The director reported that operational conveyances (elevators, escalators and moving walkways) improved from about 85% last year to roughly 95% currently, after targeted repairs and modernization work. He said the airport operates far more conveyances than other county facilities — 616 units at MIA versus about 1,200 countywide — and that heavy passenger traffic increases wear and tear.
Staff described a four‑part modernization effort: replacing or modernizing conveyances (30 units modernized per year under the current cadence), renovating restrooms, replacing loading bridges and a large roof replacement. The director said 48 restrooms have been fully renovated, 10 are under construction, eight are in permitting and 141 are in design. On loading bridges, staff reported 32 of 128 have been replaced; two completed bridges used glass as a pilot and the county will use glass bridges going forward to lower maintenance costs and improve the customer experience.

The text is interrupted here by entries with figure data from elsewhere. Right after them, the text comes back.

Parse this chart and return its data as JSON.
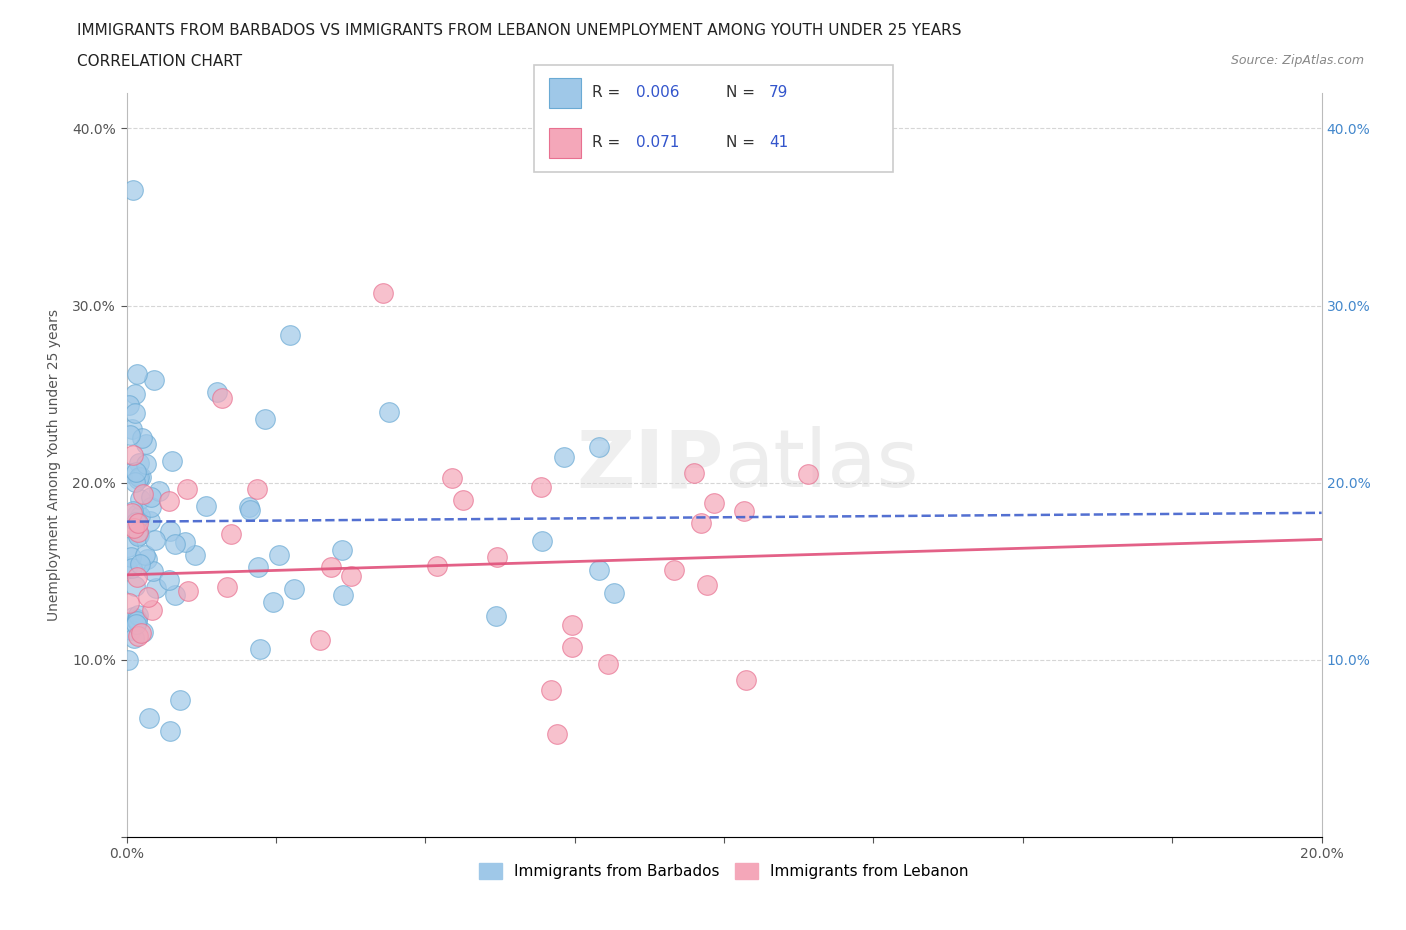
{
  "title_line1": "IMMIGRANTS FROM BARBADOS VS IMMIGRANTS FROM LEBANON UNEMPLOYMENT AMONG YOUTH UNDER 25 YEARS",
  "title_line2": "CORRELATION CHART",
  "source": "Source: ZipAtlas.com",
  "ylabel": "Unemployment Among Youth under 25 years",
  "watermark_zip": "ZIP",
  "watermark_atlas": "atlas",
  "xlim": [
    0.0,
    0.2
  ],
  "ylim": [
    0.0,
    0.42
  ],
  "xticks": [
    0.0,
    0.025,
    0.05,
    0.075,
    0.1,
    0.125,
    0.15,
    0.175,
    0.2
  ],
  "xticklabels_show": {
    "0.0": "0.0%",
    "0.20": "20.0%"
  },
  "yticks": [
    0.0,
    0.1,
    0.2,
    0.3,
    0.4
  ],
  "yticklabels": [
    "",
    "10.0%",
    "20.0%",
    "30.0%",
    "40.0%"
  ],
  "barbados_color": "#9FC8E8",
  "lebanon_color": "#F4A7B9",
  "barbados_edge_color": "#6AAAD4",
  "lebanon_edge_color": "#E87090",
  "barbados_trend_color": "#4060CC",
  "lebanon_trend_color": "#E0507A",
  "grid_color": "#CCCCCC",
  "R_barbados": "0.006",
  "N_barbados": "79",
  "R_lebanon": "0.071",
  "N_lebanon": "41",
  "legend_label_1": "Immigrants from Barbados",
  "legend_label_2": "Immigrants from Lebanon",
  "title_fontsize": 11,
  "source_fontsize": 9,
  "tick_fontsize": 10,
  "ylabel_fontsize": 10,
  "legend_fontsize": 11,
  "barbados_trend_start_y": 0.178,
  "barbados_trend_end_y": 0.183,
  "lebanon_trend_start_y": 0.148,
  "lebanon_trend_end_y": 0.168
}
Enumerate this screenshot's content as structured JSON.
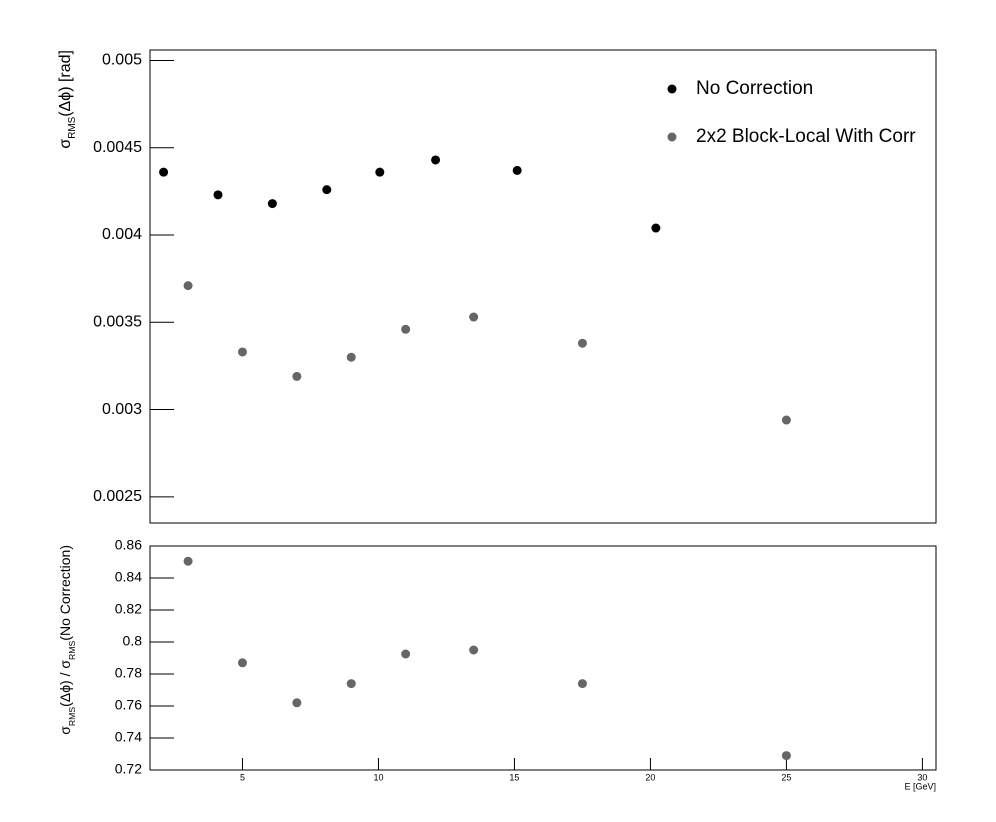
{
  "chart_data": [
    {
      "type": "scatter",
      "y_label_parts": [
        "σ",
        "RMS",
        "(Δϕ) [rad]"
      ],
      "xlim": [
        1.6,
        30.5
      ],
      "ylim": [
        0.00235,
        0.00506
      ],
      "yticks": [
        0.0025,
        0.003,
        0.0035,
        0.004,
        0.0045,
        0.005
      ],
      "legend": "top-right",
      "series": [
        {
          "name": "No Correction",
          "color": "#000000",
          "x": [
            2.1,
            4.1,
            6.1,
            8.1,
            10.05,
            12.1,
            15.1,
            20.2
          ],
          "values": [
            0.00436,
            0.00423,
            0.00418,
            0.00426,
            0.00436,
            0.00443,
            0.00437,
            0.00404
          ]
        },
        {
          "name": "2x2 Block-Local With Corr",
          "color": "#666666",
          "x": [
            3,
            5,
            7,
            9,
            11,
            13.5,
            17.5,
            25
          ],
          "values": [
            0.00371,
            0.00333,
            0.00319,
            0.0033,
            0.00346,
            0.00353,
            0.00338,
            0.00294
          ]
        }
      ]
    },
    {
      "type": "scatter",
      "y_label_parts": [
        "σ",
        "RMS",
        "(Δϕ) / σ",
        "RMS",
        "(No Correction)"
      ],
      "x_label": "E  [GeV]",
      "xlim": [
        1.6,
        30.5
      ],
      "ylim": [
        0.72,
        0.86
      ],
      "xticks": [
        5,
        10,
        15,
        20,
        25,
        30
      ],
      "yticks": [
        0.72,
        0.74,
        0.76,
        0.78,
        0.8,
        0.82,
        0.84,
        0.86
      ],
      "color": "#666666",
      "x": [
        3,
        5,
        7,
        9,
        11,
        13.5,
        17.5,
        25
      ],
      "values": [
        0.8505,
        0.787,
        0.762,
        0.774,
        0.7925,
        0.795,
        0.774,
        0.729
      ]
    }
  ]
}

The director also said the terminal‑wide roof replacement project is about 90% through design and should go to bid later this year to address roughly 430,000 square feet of roof. He noted the south terminal expansion (Concourse K) is finishing solicitation, with ground‑breaking expected later this year, and said a new airport hotel is scheduled to break ground in the coming months.
Committee members asked staff to provide regular public updates on repair and modernization status. One commissioner suggested a standing report every other meeting; the director said staff are willing to provide updates whether on the committee agenda or not.
The director credited a $681,000,000 board‑approved investment for establishing the modernization cadence and noted that the airport recorded a third straight record year of passenger traffic — nearly 56,000,000 passengers — which increases equipment wear. The committee did not take formal action on the modernization update; members thanked staff for the briefing and requested continued reporting.